= Grandy King George =

Grandy King George was a local Efik slave trader and ruler of Old Town, Calabar in present-day Nigeria. He lived around the late eighteenth century. Little Ephraim Robin John was his brother and Ancona Robin John was his nephew.

==Career==
Grandy King George, originally Ephraim Robin John was the dominant slave trader of Old Town in Calabar. He was a member of the Robin John family, important characters in the Trans-Atlantic slave trade who flourished in the Bight of Biafra. Calabar had grown from a small town in the late 17th century to one of the most important slave trading regions of the 18th century. He adopted many trappings of English culture and had a fascination for European goods.

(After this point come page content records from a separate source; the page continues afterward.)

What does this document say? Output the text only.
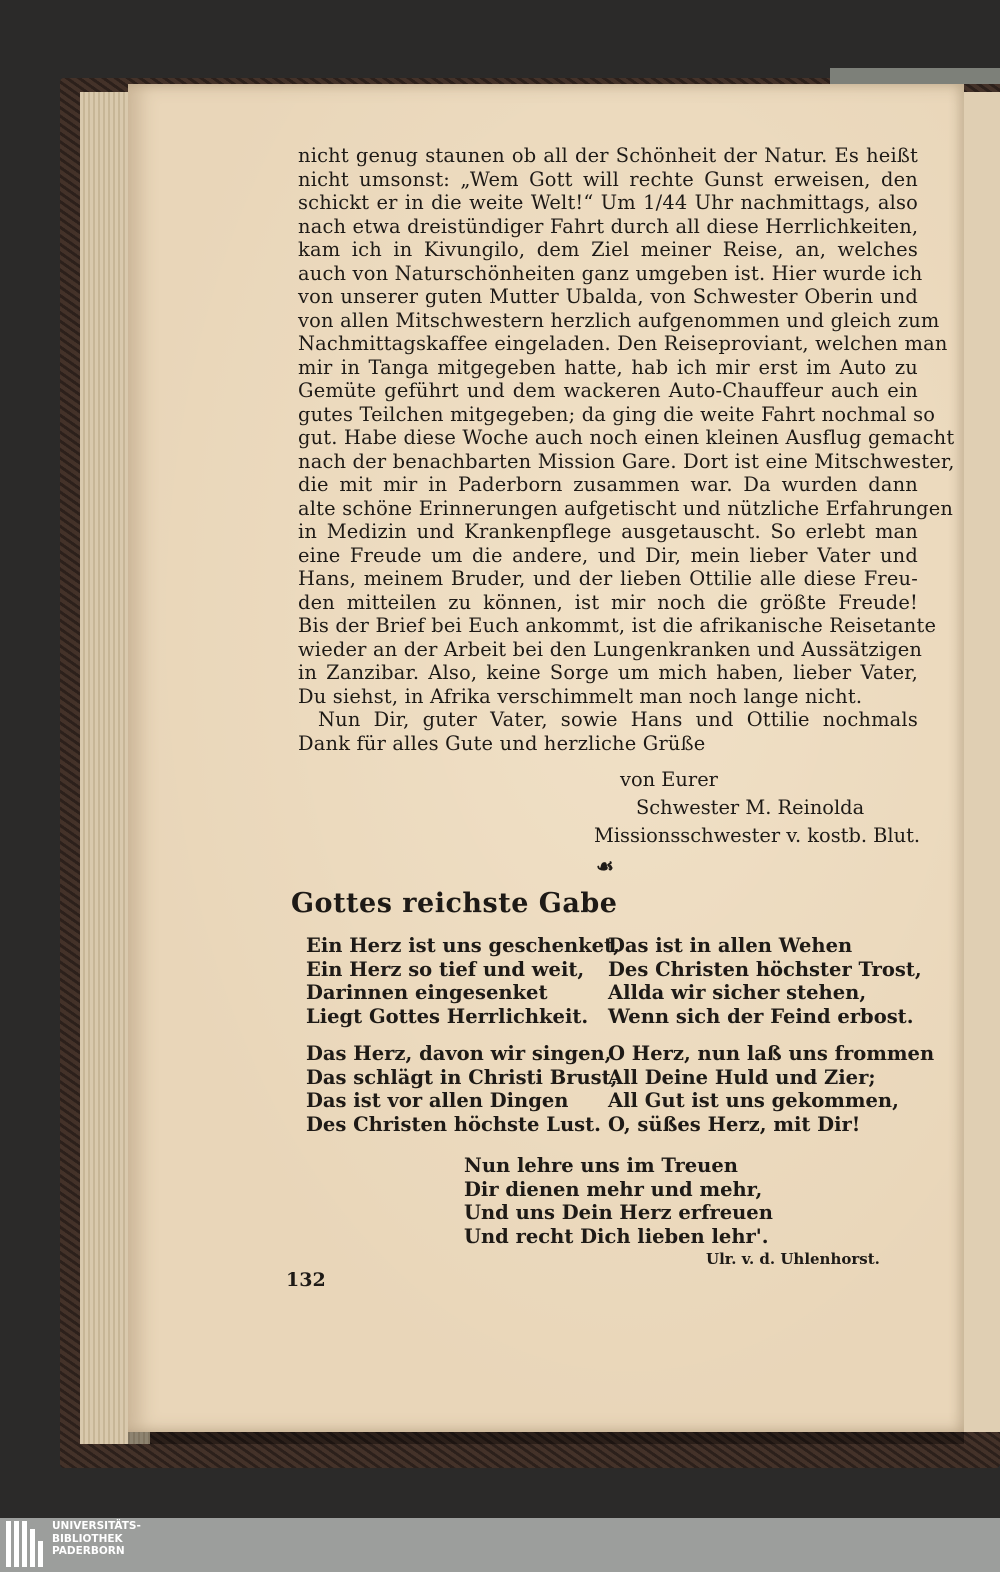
nicht genug staunen ob all der Schönheit der Natur. Es heißt
nicht umsonst: „Wem Gott will rechte Gunst erweisen, den
schickt er in die weite Welt!“ Um 1/44 Uhr nachmittags, also
nach etwa dreistündiger Fahrt durch all diese Herrlichkeiten,
kam ich in Kivungilo, dem Ziel meiner Reise, an, welches
auch von Naturschönheiten ganz umgeben ist. Hier wurde ich
von unserer guten Mutter Ubalda, von Schwester Oberin und
von allen Mitschwestern herzlich aufgenommen und gleich zum
Nachmittagskaffee eingeladen. Den Reiseproviant, welchen man
mir in Tanga mitgegeben hatte, hab ich mir erst im Auto zu
Gemüte geführt und dem wackeren Auto-Chauffeur auch ein
gutes Teilchen mitgegeben; da ging die weite Fahrt nochmal so
gut. Habe diese Woche auch noch einen kleinen Ausflug gemacht
nach der benachbarten Mission Gare. Dort ist eine Mitschwester,
die mit mir in Paderborn zusammen war. Da wurden dann
alte schöne Erinnerungen aufgetischt und nützliche Erfahrungen
in Medizin und Krankenpflege ausgetauscht. So erlebt man
eine Freude um die andere, und Dir, mein lieber Vater und
Hans, meinem Bruder, und der lieben Ottilie alle diese Freu-
den mitteilen zu können, ist mir noch die größte Freude!
Bis der Brief bei Euch ankommt, ist die afrikanische Reisetante
wieder an der Arbeit bei den Lungenkranken und Aussätzigen
in Zanzibar. Also, keine Sorge um mich haben, lieber Vater,
Du siehst, in Afrika verschimmelt man noch lange nicht.
Nun Dir, guter Vater, sowie Hans und Ottilie nochmals
Dank für alles Gute und herzliche Grüße
von Eurer
Schwester M. Reinolda
Missionsschwester v. kostb. Blut.
☙
Gottes reichste Gabe
Ein Herz ist uns geschenket,
Ein Herz so tief und weit,
Darinnen eingesenket
Liegt Gottes Herrlichkeit.
Das ist in allen Wehen
Des Christen höchster Trost,
Allda wir sicher stehen,
Wenn sich der Feind erbost.
Das Herz, davon wir singen,
Das schlägt in Christi Brust,
Das ist vor allen Dingen
Des Christen höchste Lust.
O Herz, nun laß uns frommen
All Deine Huld und Zier;
All Gut ist uns gekommen,
O, süßes Herz, mit Dir!
Nun lehre uns im Treuen
Dir dienen mehr und mehr,
Und uns Dein Herz erfreuen
Und recht Dich lieben lehr'.
Ulr. v. d. Uhlenhorst.
132
UNIVERSITÄTS-
BIBLIOTHEK
PADERBORN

Grandy King George established trade relations with ship captains and merchants in Bristol and Liverpool, England. He wrote letters to record personal and business transactions with his business partner in Bristol, Thomas Jones. Once the British slave-ship captains would arrive in the port of Old Calabar, the negotiations began and once satisfied with the exchange agreement, Grandy King George would send his men in large canoes to wage war and capture Ibo and Ibibio speaking people for captives.

In 1767 trade negotiations between Grandy King George and Duke Ephraim of New Town turned bitter, which stalled the local slave trade. An English Captain Bevins decided to form an alliance with Duke Ephriam to ambush King George and his men because the English traders were dissatisfied with him, due to the high costs levied on them. Many of his men were slaughtered and those who were not massacred were loaded onto slave ships. Among those prisoners were Little Ephraim and Ancona, members of the Robin John family.

In 1773, Grandy King George begged Thomas Jones, his business partner in Bristol, for more reasonable men to be sent to his ports because 4 of his sons had been pawned and taken away in a slave ship- "there is 4 of my sons already gone with Jackson and I don't want any more of them carried off by any other vausell".